Elastic Cleanup

API: Internal/Stable

Management script.

Rationale

Elastic-management uses different arguments to handle different jobs:

  • --setup Automates setup of watermarks and index templates for a Elasticsearch cluster. Watermarks is a way of gracefully limiting usage of data-nodes. The default limits are:

    • Low: Prevents Elasticsearch in allocation new shards to a node that has less than 50GB of available space left.

    • High: Elasticsearch tries to reallocate shards to other nodes if the node with low space has less than 25GB of available space left.

    • Flood: When a node has less than 10GB Elasticsearch changes all indices that have a shard on the flooded node into a read/delete only state. At this point manual interventions is needed(see --removeFlood). This requires the owner of the cluster to clean up the node and manually remove the flood limitation.

  • --cleanup Meant to run as a daily cron job. Goes through all indices to find expired auditing information given by the expiry field in the entries. Also takes all audit entries from the day before and shrinks the indices to only contain 1 shard. We are lowering the number of shards to 1 since we will no longer write to this index and only rarely read from it. By doing this we reduce overhead and also the storage used by the index.

  • --reindex Meant to run as a weekly cron job. Takes the audit entries from the week before and reindex them into weekly indices for each audit type.

  • --backup Intended to be a cronjob creating a incremental snapshot.

  • --removeFlood Can be used to quickly remove the read/delete only state enforced by the Watermark when reaching flood level once the cluster have been cleaned up or given more storage.

  • --monthlyReduce Meant to run as a monthly cron job. Takes all audit logs for the past month and reindex them into a single index for the month using the template: http_logs_AUDITNAME-monthly-01.mm.yyyy-LastDayOfMonth.mm.yyyy

  • --reduceLastQuarter Intended to be a cron job run each 3rd month. This has a dependency on the --monthlyReduce, since it requires the indices it reduces to contain the “monthly” keyword.

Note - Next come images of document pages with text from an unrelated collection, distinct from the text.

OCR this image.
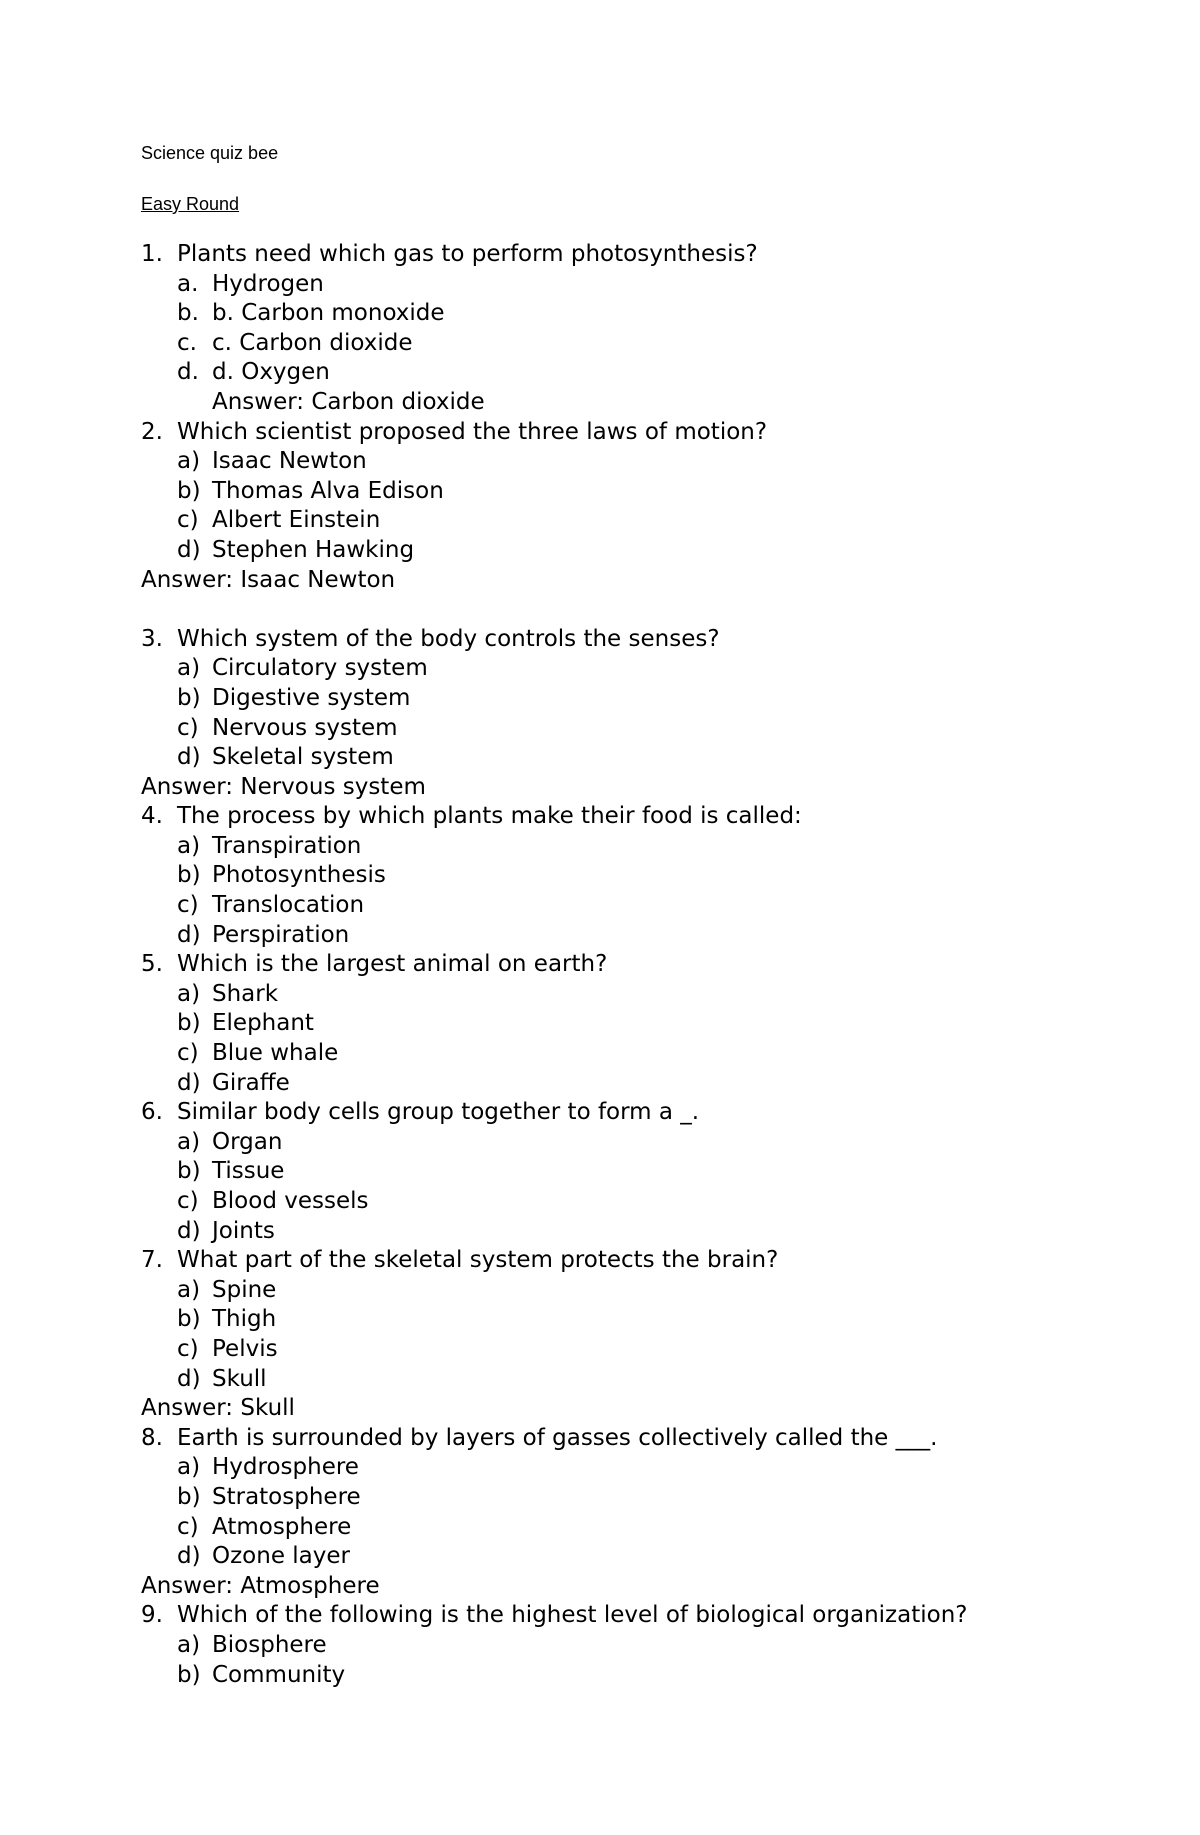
Science quiz bee
Easy Round
1. Plants need which gas to perform photosynthesis?
a. Hydrogen
b. b. Carbon monoxide
c. c. Carbon dioxide
d. d. Oxygen
Answer: Carbon dioxide
2. Which scientist proposed the three laws of motion?
a) Isaac Newton
b) Thomas Alva Edison
c) Albert Einstein
d) Stephen Hawking
Answer: Isaac Newton
3. Which system of the body controls the senses?
a) Circulatory system
b) Digestive system
c) Nervous system
d) Skeletal system
Answer: Nervous system
4. The process by which plants make their food is called:
a) Transpiration
b) Photosynthesis
c) Translocation
d) Perspiration
5. Which is the largest animal on earth?
a) Shark
b) Elephant
c) Blue whale
d) Giraffe
6. Similar body cells group together to form a _.
a) Organ
b) Tissue
c) Blood vessels
d) Joints
7. What part of the skeletal system protects the brain?
a) Spine
b) Thigh
c) Pelvis
d) Skull
Answer: Skull
8. Earth is surrounded by layers of gasses collectively called the ___.
a) Hydrosphere
b) Stratosphere
c) Atmosphere
d) Ozone layer
Answer: Atmosphere
9. Which of the following is the highest level of biological organization?
a) Biosphere
b) Community
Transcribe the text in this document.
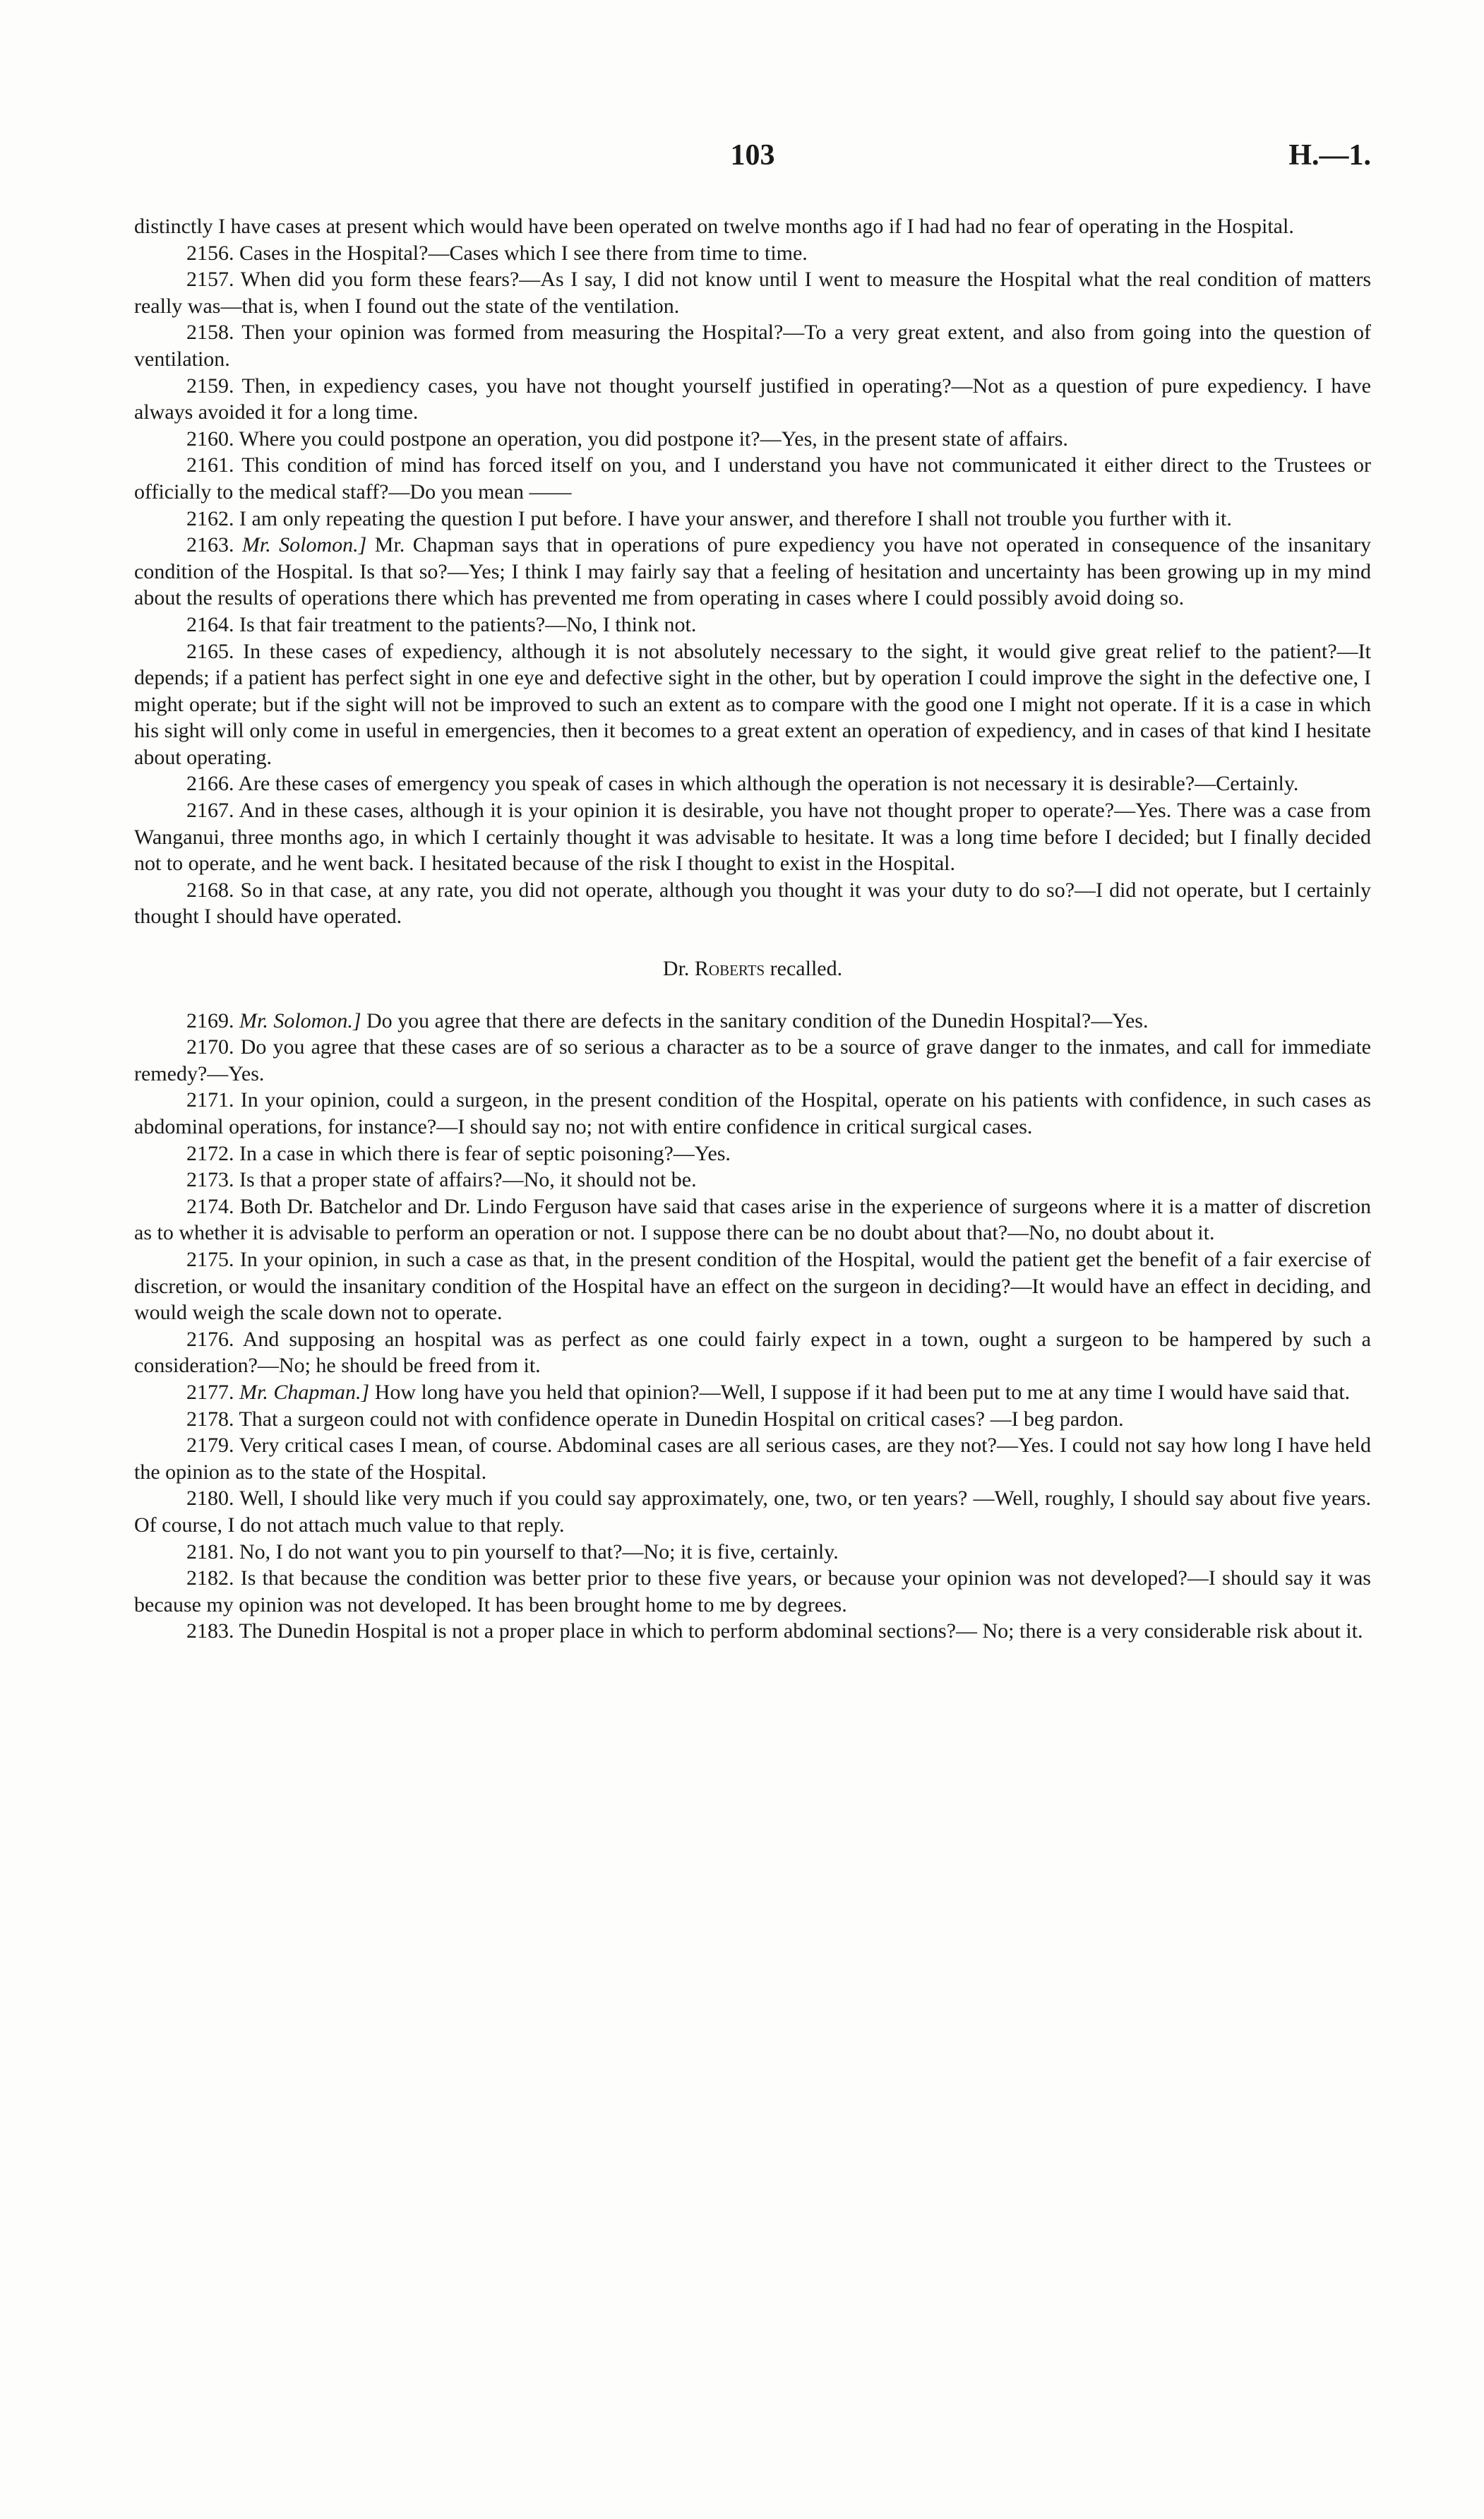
103	H.—1.

distinctly I have cases at present which would have been operated on twelve months ago if I had had no fear of operating in the Hospital.

2156. Cases in the Hospital?—Cases which I see there from time to time.

2157. When did you form these fears?—As I say, I did not know until I went to measure the Hospital what the real condition of matters really was—that is, when I found out the state of the ventilation.

2158. Then your opinion was formed from measuring the Hospital?—To a very great extent, and also from going into the question of ventilation.

2159. Then, in expediency cases, you have not thought yourself justified in operating?—Not as a question of pure expediency. I have always avoided it for a long time.

2160. Where you could postpone an operation, you did postpone it?—Yes, in the present state of affairs.

2161. This condition of mind has forced itself on you, and I understand you have not communicated it either direct to the Trustees or officially to the medical staff?—Do you mean ——

2162. I am only repeating the question I put before. I have your answer, and therefore I shall not trouble you further with it.

2163. Mr. Solomon.] Mr. Chapman says that in operations of pure expediency you have not operated in consequence of the insanitary condition of the Hospital. Is that so?—Yes; I think I may fairly say that a feeling of hesitation and uncertainty has been growing up in my mind about the results of operations there which has prevented me from operating in cases where I could possibly avoid doing so.

2164. Is that fair treatment to the patients?—No, I think not.

2165. In these cases of expediency, although it is not absolutely necessary to the sight, it would give great relief to the patient?—It depends; if a patient has perfect sight in one eye and defective sight in the other, but by operation I could improve the sight in the defective one, I might operate; but if the sight will not be improved to such an extent as to compare with the good one I might not operate. If it is a case in which his sight will only come in useful in emergencies, then it becomes to a great extent an operation of expediency, and in cases of that kind I hesitate about operating.

2166. Are these cases of emergency you speak of cases in which although the operation is not necessary it is desirable?—Certainly.

2167. And in these cases, although it is your opinion it is desirable, you have not thought proper to operate?—Yes. There was a case from Wanganui, three months ago, in which I certainly thought it was advisable to hesitate. It was a long time before I decided; but I finally decided not to operate, and he went back. I hesitated because of the risk I thought to exist in the Hospital.

2168. So in that case, at any rate, you did not operate, although you thought it was your duty to do so?—I did not operate, but I certainly thought I should have operated.

Dr. Roberts recalled.

2169. Mr. Solomon.] Do you agree that there are defects in the sanitary condition of the Dunedin Hospital?—Yes.

2170. Do you agree that these cases are of so serious a character as to be a source of grave danger to the inmates, and call for immediate remedy?—Yes.

2171. In your opinion, could a surgeon, in the present condition of the Hospital, operate on his patients with confidence, in such cases as abdominal operations, for instance?—I should say no; not with entire confidence in critical surgical cases.

2172. In a case in which there is fear of septic poisoning?—Yes.

2173. Is that a proper state of affairs?—No, it should not be.

2174. Both Dr. Batchelor and Dr. Lindo Ferguson have said that cases arise in the experience of surgeons where it is a matter of discretion as to whether it is advisable to perform an operation or not. I suppose there can be no doubt about that?—No, no doubt about it.

2175. In your opinion, in such a case as that, in the present condition of the Hospital, would the patient get the benefit of a fair exercise of discretion, or would the insanitary condition of the Hospital have an effect on the surgeon in deciding?—It would have an effect in deciding, and would weigh the scale down not to operate.

2176. And supposing an hospital was as perfect as one could fairly expect in a town, ought a surgeon to be hampered by such a consideration?—No; he should be freed from it.

2177. Mr. Chapman.] How long have you held that opinion?—Well, I suppose if it had been put to me at any time I would have said that.

2178. That a surgeon could not with confidence operate in Dunedin Hospital on critical cases? —I beg pardon.

2179. Very critical cases I mean, of course. Abdominal cases are all serious cases, are they not?—Yes. I could not say how long I have held the opinion as to the state of the Hospital.

2180. Well, I should like very much if you could say approximately, one, two, or ten years? —Well, roughly, I should say about five years. Of course, I do not attach much value to that reply.

2181. No, I do not want you to pin yourself to that?—No; it is five, certainly.

2182. Is that because the condition was better prior to these five years, or because your opinion was not developed?—I should say it was because my opinion was not developed. It has been brought home to me by degrees.

2183. The Dunedin Hospital is not a proper place in which to perform abdominal sections?— No; there is a very considerable risk about it.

  • --deleteEmptyIndices Used for deleting all empty indices in the cluster.

Shrinking

When running “–cleanup” the shrinking process takes place. The reason that we shrink each day are multiple:

  • There are a small overhead in storage usage in having multiple shards per index

  • Shards are usually used for faster write and search. Since we make daily indices we no longer have a need for larger write capacity and we rarely have a need for searching.

  • The cluster has a hard limit of shards per node. If this limit is exceeded the cluster will not write new shards even if there is plenty of storage left. The limit is optimal when between 2-5000 per node. By reducing the number of shards ’ in unused indices we can easier keep each node beneath the limit.

The procedure of shrinking requires multiple steps.

  1. Preparing source index: The source index needs to be on the same node before a shrink can happen. The index also needs to be blocked from further writes. The process of moving all data of the index to a single node can be time consuming and there for we need to wait for the cluster to finish moving before we can continue the process.

  2. Shrinking: When shrinking a new index is created. This uses the same name, but postfixes it with “_small” and only has a single primary shard and a single replica. This greatly reduces the number of shards overall since we create 100+ indices of logs each day.
    Once the new index has been created a merge operation can be made which reduces the number of segmentes the index uses. This is not a requirement, but it reduces the storage consumption of the index.

  3. Deletion: Once the shrink has completed we are left with duplicate data. The original index and the new smaller (shardswise) index. To finish the shrink we delete the old index from the cluster.

Potential errors and how they are handled

When doing the daily reduction of shards multiple things can happen:

  • Allocation to single node not done: Even if we allocate all the shards to one node in a seperate step, there could have been a short instance where the number of reallocating shards was 0, but in fact not done yet. If this is the case, Elasticsearch will throw a internal error. In this case we attempt to wait once more for reallocation before we retry the shrink.

  • Index already exists: In the case that the cleanup job crashes between a shrink has started and the old index is not yet deleted, the old index would be added to the list of indices to shrink when the cron job restarts. When trying to shrink this index Elasticsearch would complain that the index is already there and fail the job. If this error is thrown we catch it and makes a check to see if the number of documents in both indices match. If they do match we delete the old index, otherwise we delete the new index and do retry the shrink.

  • Timeout when merging: Since the elastic-management code does not use the async API a timeout can happen if the merge operation takes longer than 60s. In this case we catch the exception and writes the event to log and waits for a few seconds. There is no need to try to redo the operation since the operation has started, and will continue eventhough a timeout happen.